5. A computer-implemented process for rendering a model having a resolution based on a view from a camera of a venue for the rendered model, said process comprising the steps of:

preloading digital assets for a low resolution rendition of the model;

preloading digital assets for a medium resolution rendition of the model;

preloading digital assets for a high resolution rendition of the model;

zooming the camera in and out in response to an input;

determining if the camera view comprises a long range view, and if yes, rendering a low resolution model based on said low resolution digital assets;

determining if the camera view comprises a medium range view, and if yes, rendering a medium resolution model based on said low resolution digital assets; and

determining if the camera view comprises a close range view, and if yes, rendering a high resolution model based on said low resolution digital assets.

6. The computer-implemented process as claimed in claim 5, further comprising after zooming the camera in and out, the step of determining if said camera view covers the entire venue, and if not, projecting a hidden ray from the camera onto the venue, and identifying the mesh on the venue, and determining the camera view associated with the mesh.

7. A computer-implemented process for reducing fidelity of a model being rendered, said process comprising the steps of:

loading a model, said model comprising a mesh having a plurality of polygons and a plurality of vertices;

loading said mesh into a plurality of regions utilizing a bounding box;

dividing said bounding box into smaller and equal boxes;

determining a density for said mesh in said bounding box;

generating a reference image of said mesh in said bounding box;

reducing the number of said plurality of polygons and the number of said plurality of vertices in said mesh, and generating a reduced resolution mesh;

generating an image of said reduced resolution mesh;

comparing said reduced resolution mesh to said reference image and determining if said reduced resolution mesh matches said reference image within a predetermined setting;

if said reduced resolution mesh matches said reference image, then reducing the number of said plurality of polygons and the number of said plurality of vertices in said reduced resolution mesh, and generating another reduced resolution mesh;

comparing said another reduced resolution mesh to said reference image and determining if said another reduced resolution mesh matches said reference image within a predetermined setting;

if said another reduced resolution mesh does not match said reference image, then utilizing said another reduced resolution mesh for the reduced fidelity model, and uploading said another reduced resolution mesh to a server.
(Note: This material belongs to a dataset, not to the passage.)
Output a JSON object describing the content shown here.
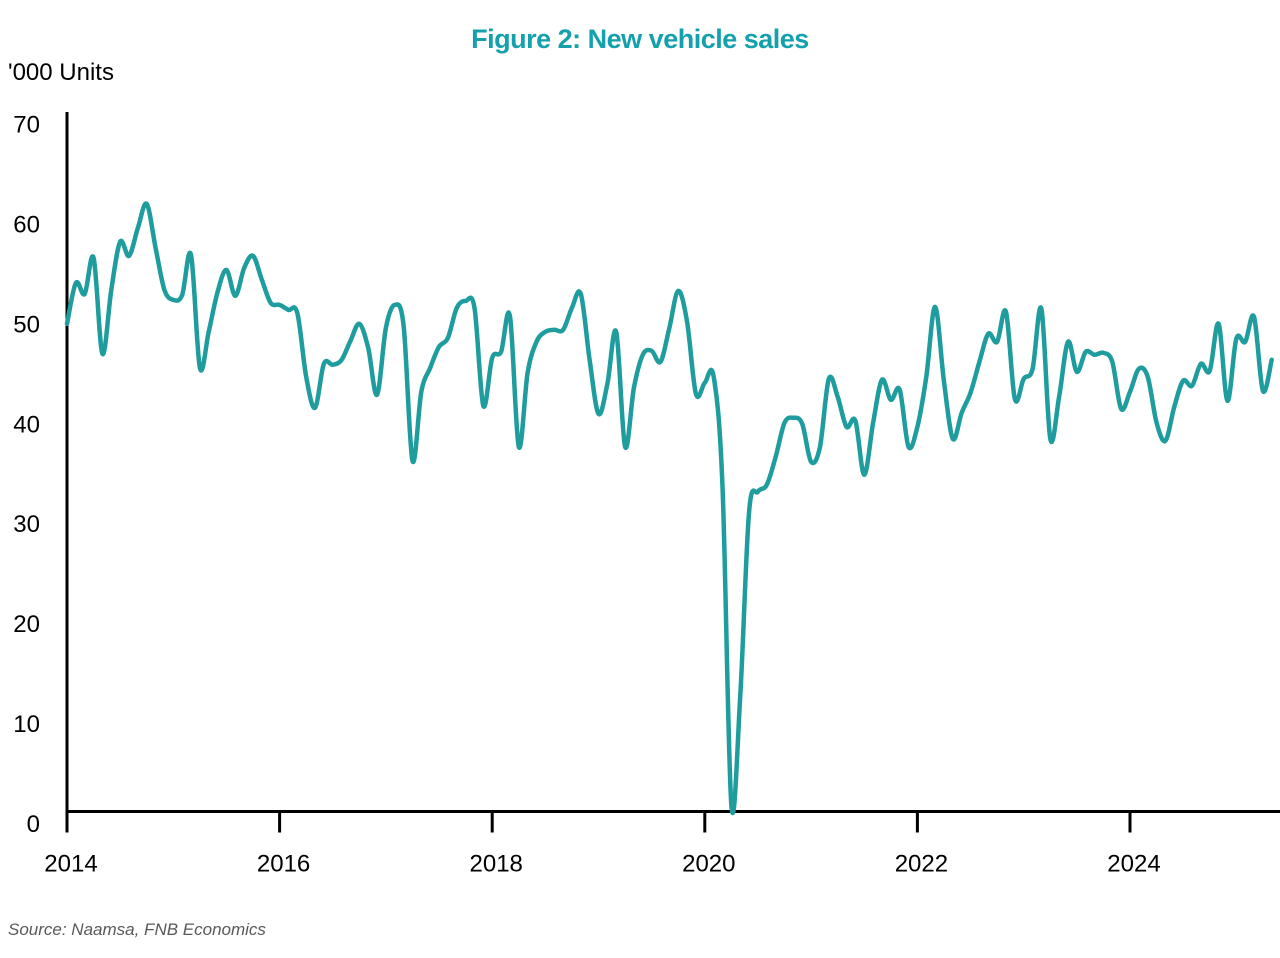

8. A computer program product for reducing fidelity of a model being rendered, said computer program product comprising:

a storage medium configured to store computer readable instructions;

said computer readable instructions including instructions for, loading a model, said model comprising a mesh having a plurality of polygons and a plurality of vertices; loading said mesh into a plurality of regions utilizing a bounding box; dividing said bounding box into smaller and equal boxes; determining a density for said mesh in said bounding box; generating a reference image of said mesh in said bounding box; reducing the number of said plurality of polygons and the number of said plurality of vertices in said mesh, and generating a reduced resolution mesh; generating an image of said reduced resolution mesh; comparing said reduced resolution mesh to said reference image and determining if said reduced resolution mesh matches said reference image within a predetermined setting; if said reduced resolution mesh matches said reference image, then reducing the number of said plurality of polygons and the number of said plurality of vertices in said reduced resolution mesh, and generating another reduced resolution mesh; comparing said another reduced resolution mesh to said reference image and determining if said another reduced resolution mesh matches said reference image within a predetermined setting; if said another reduced resolution mesh does not match said reference image, then utilizing said another reduced resolution mesh for the reduced fidelity model, and uploading said another reduced resolution mesh to a server.